The initial idea wasn't actually that far off from how it's done today, except it would have been accomplished by hand. Each frame would be sepia-toned by hand, until the door opened and the film transitioned into Technicolor. What can be done by a computer crunching numbers now would have taken hundreds of hours and tons of money back in 1939, so MGM abandoned the 'sepia stenciling' concept. Producer Mervyn LeRoy needed a new way to achieve the transition and he ended up using some good old fashioned sleight of hand.
He oversaw the film's extensive reshoots throughout the early months of 1939 (at one point the iconic song Somewhere Over The Rainbow was removed from the film because MGMs execs thought it was too slow, and so Dorothy's Kansas scenes needed to be reshot), and for the transition he used a simple trick. A set was painted sepia tone and Bobie Koshay, Judy Garland's double was outfitted in a sepia dress and given a sepia make-up job. Koshay walks to the door and opens it, revealing the bursting color of Munchkinland beyond the doorframe.
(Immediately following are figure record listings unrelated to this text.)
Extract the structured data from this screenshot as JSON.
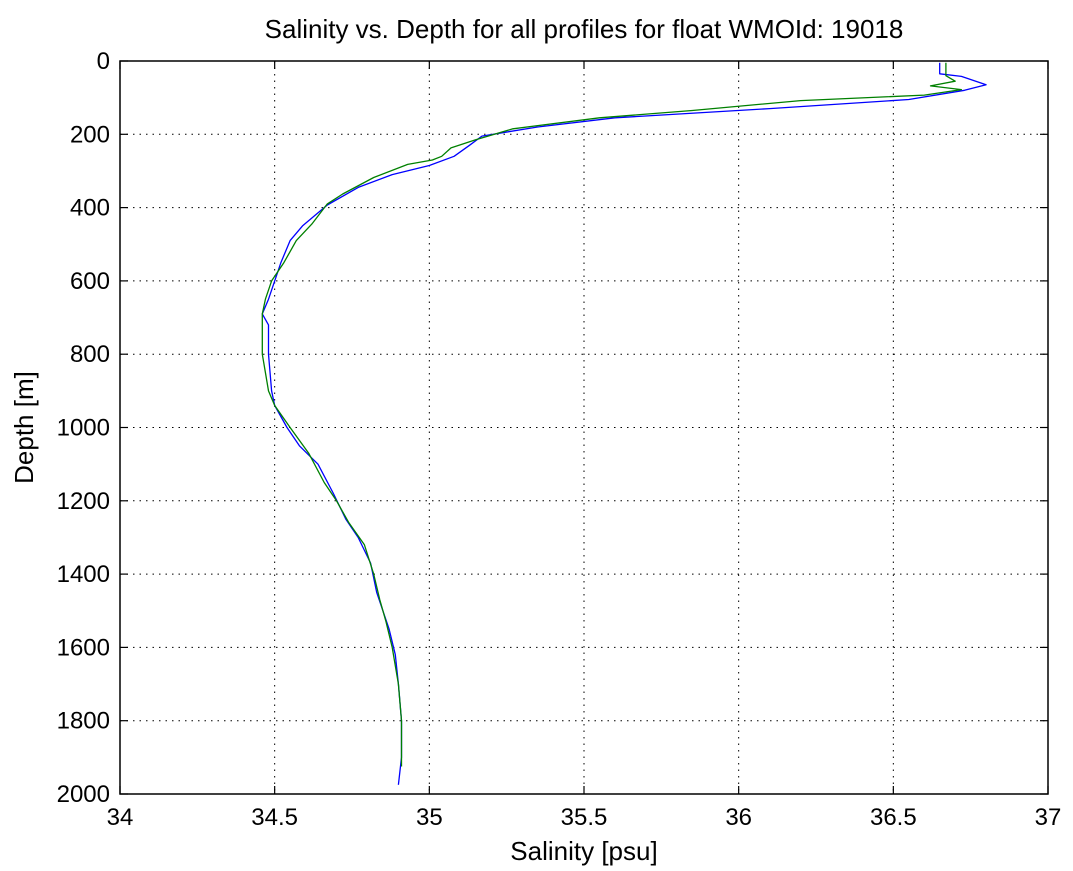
{
  "chart_data": {
    "type": "line",
    "title": "Salinity vs. Depth for all profiles for float WMOId: 19018",
    "xlabel": "Salinity [psu]",
    "ylabel": "Depth [m]",
    "xlim": [
      34,
      37
    ],
    "ylim": [
      0,
      2000
    ],
    "y_reversed": true,
    "grid": true,
    "x_ticks": [
      34,
      34.5,
      35,
      35.5,
      36,
      36.5,
      37
    ],
    "x_tick_labels": [
      "34",
      "34.5",
      "35",
      "35.5",
      "36",
      "36.5",
      "37"
    ],
    "y_ticks": [
      0,
      200,
      400,
      600,
      800,
      1000,
      1200,
      1400,
      1600,
      1800,
      2000
    ],
    "y_tick_labels": [
      "0",
      "200",
      "400",
      "600",
      "800",
      "1000",
      "1200",
      "1400",
      "1600",
      "1800",
      "2000"
    ],
    "series": [
      {
        "color": "#0000ff",
        "points": [
          [
            36.65,
            5
          ],
          [
            36.65,
            35
          ],
          [
            36.72,
            42
          ],
          [
            36.8,
            65
          ],
          [
            36.73,
            80
          ],
          [
            36.55,
            105
          ],
          [
            36.1,
            130
          ],
          [
            35.6,
            155
          ],
          [
            35.35,
            180
          ],
          [
            35.17,
            205
          ],
          [
            35.13,
            230
          ],
          [
            35.08,
            260
          ],
          [
            35.0,
            285
          ],
          [
            34.88,
            310
          ],
          [
            34.77,
            345
          ],
          [
            34.67,
            393
          ],
          [
            34.59,
            450
          ],
          [
            34.55,
            490
          ],
          [
            34.52,
            550
          ],
          [
            34.5,
            600
          ],
          [
            34.48,
            650
          ],
          [
            34.46,
            690
          ],
          [
            34.48,
            720
          ],
          [
            34.48,
            800
          ],
          [
            34.49,
            900
          ],
          [
            34.5,
            940
          ],
          [
            34.54,
            1000
          ],
          [
            34.58,
            1050
          ],
          [
            34.64,
            1100
          ],
          [
            34.69,
            1180
          ],
          [
            34.73,
            1250
          ],
          [
            34.77,
            1300
          ],
          [
            34.81,
            1370
          ],
          [
            34.83,
            1450
          ],
          [
            34.85,
            1500
          ],
          [
            34.87,
            1550
          ],
          [
            34.89,
            1620
          ],
          [
            34.9,
            1700
          ],
          [
            34.91,
            1800
          ],
          [
            34.91,
            1900
          ],
          [
            34.9,
            1975
          ]
        ]
      },
      {
        "color": "#008000",
        "points": [
          [
            36.67,
            5
          ],
          [
            36.67,
            40
          ],
          [
            36.7,
            55
          ],
          [
            36.62,
            68
          ],
          [
            36.72,
            78
          ],
          [
            36.6,
            93
          ],
          [
            36.2,
            108
          ],
          [
            35.85,
            135
          ],
          [
            35.55,
            155
          ],
          [
            35.27,
            185
          ],
          [
            35.15,
            215
          ],
          [
            35.07,
            237
          ],
          [
            35.04,
            260
          ],
          [
            35.01,
            270
          ],
          [
            34.93,
            282
          ],
          [
            34.82,
            318
          ],
          [
            34.72,
            363
          ],
          [
            34.67,
            390
          ],
          [
            34.62,
            445
          ],
          [
            34.57,
            490
          ],
          [
            34.53,
            550
          ],
          [
            34.49,
            600
          ],
          [
            34.47,
            650
          ],
          [
            34.46,
            690
          ],
          [
            34.46,
            750
          ],
          [
            34.46,
            800
          ],
          [
            34.47,
            850
          ],
          [
            34.48,
            900
          ],
          [
            34.5,
            940
          ],
          [
            34.55,
            1000
          ],
          [
            34.61,
            1070
          ],
          [
            34.66,
            1150
          ],
          [
            34.7,
            1200
          ],
          [
            34.74,
            1260
          ],
          [
            34.79,
            1320
          ],
          [
            34.82,
            1400
          ],
          [
            34.84,
            1470
          ],
          [
            34.86,
            1530
          ],
          [
            34.88,
            1600
          ],
          [
            34.9,
            1700
          ],
          [
            34.91,
            1800
          ],
          [
            34.91,
            1925
          ]
        ]
      }
    ]
  }
}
She steps out of the way of the shot and the camera glides through the door, followed by Judy Garland, revealed in her bright blue dress.
It's a simple, elegant solution that makes the transition feel seamless. There's no sense of post-production trickery on the shot, just the wonderful expansion of the film's color palette. It's true movie magic.
* technically sepia. The Kansas sequences were shot in black & white and then dyed to a sepia tone to give an old-fashioned feeling to them.